I could guess what she was thinking: that she was light enough to try it. I hate heights. They turn my stomach inside out like a glove. Even if I’m standing on something firm, being high up makes me feel like nothing is solid, like nothing in the world can be relied upon—except the fact that I will fall. I looked at her shrewd expression and thought that I could never do what she was thinking. And I didn’t like the thought of her scrambling over the rooftops, either.
Morah shook her dark head. “Someone would be waiting at the bottom when the thief came down with the bird, and pounce, and take it.”
The fire at the back of the oven, which had been burning all night, glowed dark red. It sucked on the fresh draft of air and blushed orange. I scraped the ash into the hod. Then, one by one, I used the long-handled wooden paddle to slide domes of bread dough into the oven. They were each a cream-colored pillow, scored with a delicate pattern that would reveal itself as the loaf baked, no two the same. The loaves would show scenes of rainfall, fanciful castles, portraits of pretty faces, flowers, leaping animals. An artist, Annin sometimes called me. Little did she know.

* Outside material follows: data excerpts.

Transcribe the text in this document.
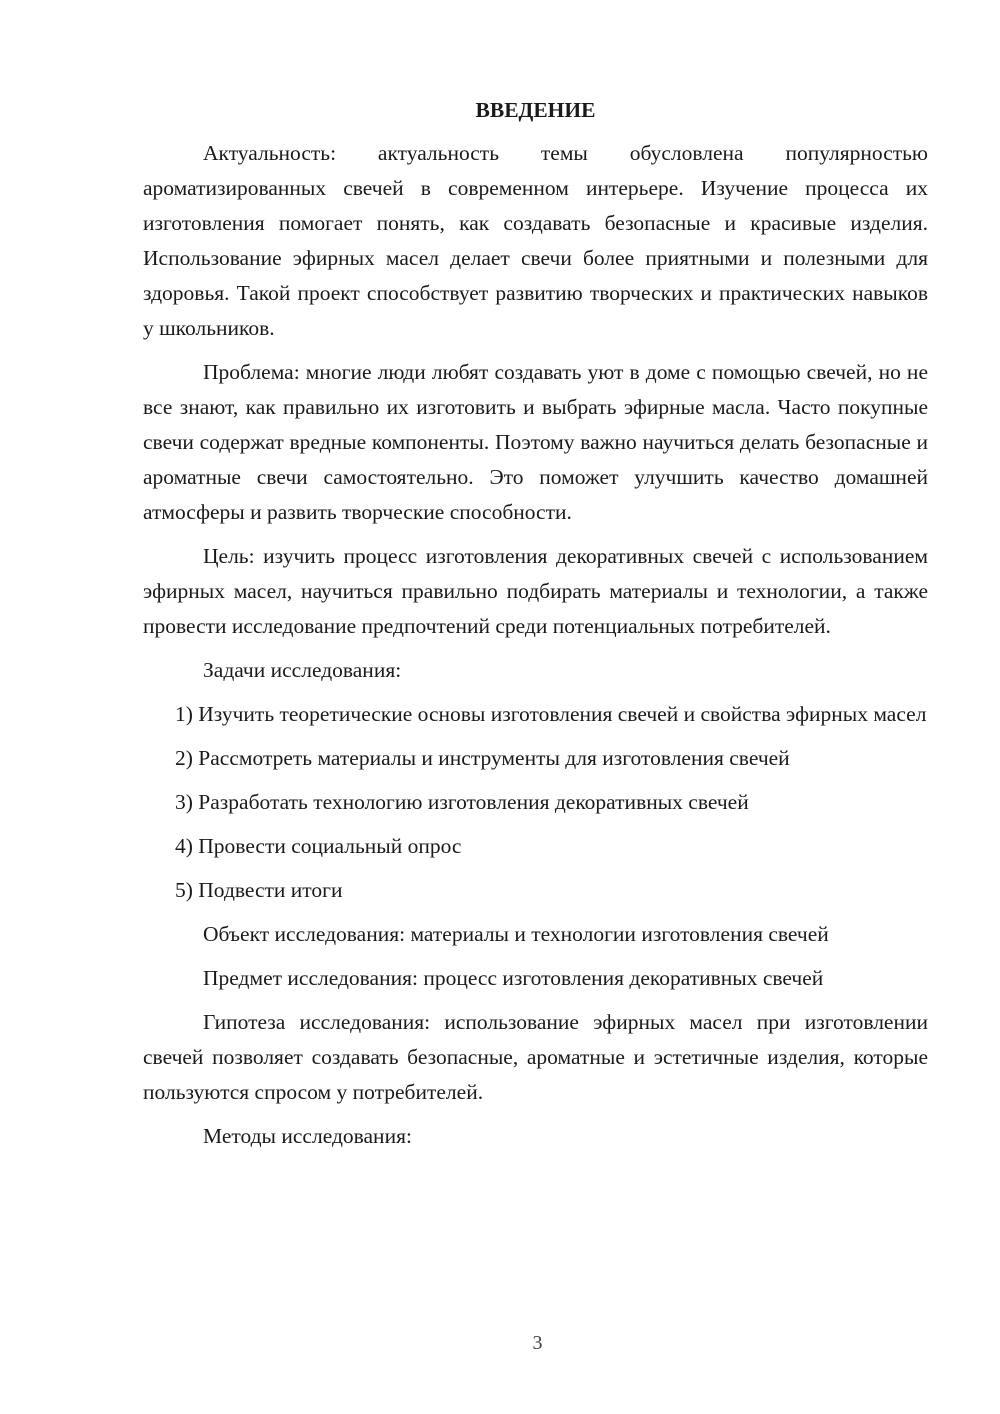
ВВЕДЕНИЕ

Актуальность: актуальность темы обусловлена популярностью ароматизированных свечей в современном интерьере. Изучение процесса их изготовления помогает понять, как создавать безопасные и красивые изделия. Использование эфирных масел делает свечи более приятными и полезными для здоровья. Такой проект способствует развитию творческих и практических навыков у школьников.

Проблема: многие люди любят создавать уют в доме с помощью свечей, но не все знают, как правильно их изготовить и выбрать эфирные масла. Часто покупные свечи содержат вредные компоненты. Поэтому важно научиться делать безопасные и ароматные свечи самостоятельно. Это поможет улучшить качество домашней атмосферы и развить творческие способности.

Цель: изучить процесс изготовления декоративных свечей с использованием эфирных масел, научиться правильно подбирать материалы и технологии, а также провести исследование предпочтений среди потенциальных потребителей.

Задачи исследования:

1) Изучить теоретические основы изготовления свечей и свойства эфирных масел

2) Рассмотреть материалы и инструменты для изготовления свечей

3) Разработать технологию изготовления декоративных свечей

4) Провести социальный опрос

5) Подвести итоги

Объект исследования: материалы и технологии изготовления свечей

Предмет исследования: процесс изготовления декоративных свечей

Гипотеза исследования: использование эфирных масел при изготовлении свечей позволяет создавать безопасные, ароматные и эстетичные изделия, которые пользуются спросом у потребителей.

Методы исследования:

3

I shut the oven door and dusted my floured hands. “It will freeze before anyone catches it.” The Elysium bird had surely escaped from some High-Kith lady. It would not be ready for life outside a cage.
“Even dead,” Morah said, “it would fetch a fine sum.”
Annin looked stricken. She had unusual skin for a Herrath—paler than most, even milky, with freckles that dusted her cheeks and eyelids. There was a fragility to her features (fair eyelashes, flower-blue eyes, a small mouth with dainty upturned corners) that made her look far younger than me, though we were close in age.
“Pit the cherries,” I told her. “I need them for the pies.” The tavern was lucky for the bushel of ice cherries. Who knew how Raven had managed to get them. The black market, probably. She had connections with Middlings who were willing to trade such things for wares made in the Ward. It was not legal—just as Half Kith couldn’t wear certain kinds of clothes restricted to the upper kiths, we also couldn’t eat certain foods. Half-Kith foods were plain and filling and the City Council saw to it that no one starved. But no food was tangy or sour or spiced or sweet.